Bajirao Mastani is a 1925 Indian silent historical film co-directed by Bhalji Pendharkar and Nanubhai Desai. Produced by Sharda Film and photographed by Bhogilal K. M. Dave, the film was set during the 18th-century Maratha Peshwa period. It starred Master Vithal, Nanasaheb Phatak, Miss Jones, Sayani and Yakub. The film marked Pendharkar's directorial debut and foreshadowed his later use of Maratha history in his subsequent films.

== Cast ==
- Master Vithal
- Nanasaheb Phatak
- Miss Jones as Mastani
- Sayani
- Yakub

== Production ==
Pendharkar's first screenplay was Prithvi Vallabh (1924), directed by Manilal Joshi. Dissatisfied with the way the screenplay was adapted for the film, Pendharkar sought greater control over his subsequent work. In 1925, when Sharda Film Company invited him to write its next film, he insisted on directing it himself. The resulting Bajirao Mastani gave Pendharkar a start as a director and marked his directorial debut.

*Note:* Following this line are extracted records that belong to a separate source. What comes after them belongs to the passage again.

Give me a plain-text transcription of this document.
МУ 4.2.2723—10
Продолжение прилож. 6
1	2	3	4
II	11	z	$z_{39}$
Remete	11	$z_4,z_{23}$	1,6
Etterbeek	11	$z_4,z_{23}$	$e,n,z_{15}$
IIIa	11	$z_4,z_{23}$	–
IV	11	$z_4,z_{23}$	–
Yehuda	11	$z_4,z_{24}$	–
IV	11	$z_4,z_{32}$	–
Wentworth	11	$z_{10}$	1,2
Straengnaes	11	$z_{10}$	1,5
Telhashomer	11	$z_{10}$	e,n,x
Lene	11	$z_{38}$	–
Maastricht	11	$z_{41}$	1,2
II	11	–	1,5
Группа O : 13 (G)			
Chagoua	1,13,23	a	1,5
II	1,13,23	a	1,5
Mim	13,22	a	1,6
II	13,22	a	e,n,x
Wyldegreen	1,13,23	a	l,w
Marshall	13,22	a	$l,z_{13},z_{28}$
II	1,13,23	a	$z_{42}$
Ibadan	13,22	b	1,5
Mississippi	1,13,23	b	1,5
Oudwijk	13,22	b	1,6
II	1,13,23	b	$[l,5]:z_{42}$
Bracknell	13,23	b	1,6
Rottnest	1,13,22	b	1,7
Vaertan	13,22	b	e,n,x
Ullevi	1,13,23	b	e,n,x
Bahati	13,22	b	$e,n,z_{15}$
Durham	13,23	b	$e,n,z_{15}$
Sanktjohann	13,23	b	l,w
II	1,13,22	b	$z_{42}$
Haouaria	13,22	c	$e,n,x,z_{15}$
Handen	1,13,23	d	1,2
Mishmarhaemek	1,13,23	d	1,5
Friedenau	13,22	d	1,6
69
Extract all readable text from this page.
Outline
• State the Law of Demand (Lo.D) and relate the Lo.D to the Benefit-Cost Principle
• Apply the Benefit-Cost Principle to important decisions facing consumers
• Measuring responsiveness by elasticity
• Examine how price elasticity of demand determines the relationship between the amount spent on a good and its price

The film was based on the legendary love affair between the 18th-century Maratha Peshwa Baji Rao I and Mastani, depicted as his second wife who accompanied him into battle. Miss Jones, a white European actress, played Mastani.

== Female action figure ==
Bajirao Mastani was among the early examples of Indian silent cinema to feature a fighting woman, drawing on the virangana warrior-woman motif that had been prominent in Indian popular theatre and early cinema. Film historian Rosie Thomas notes that Miss Jones, a white European actress, was "probably India's first female action queen", although the surviving evidence does not establish precisely what fighting scenes she performed in the film.

The Bombay Chronicle promoted the film in its 19 December 1925 issue with the claim, "See an [sic] European Actress Playing Mastani... Real Fighting Scenes". According to Thomas, the advertisement indicates that Jones's portrayal as an action-oriented Mastani was used as an attraction in the film's publicity.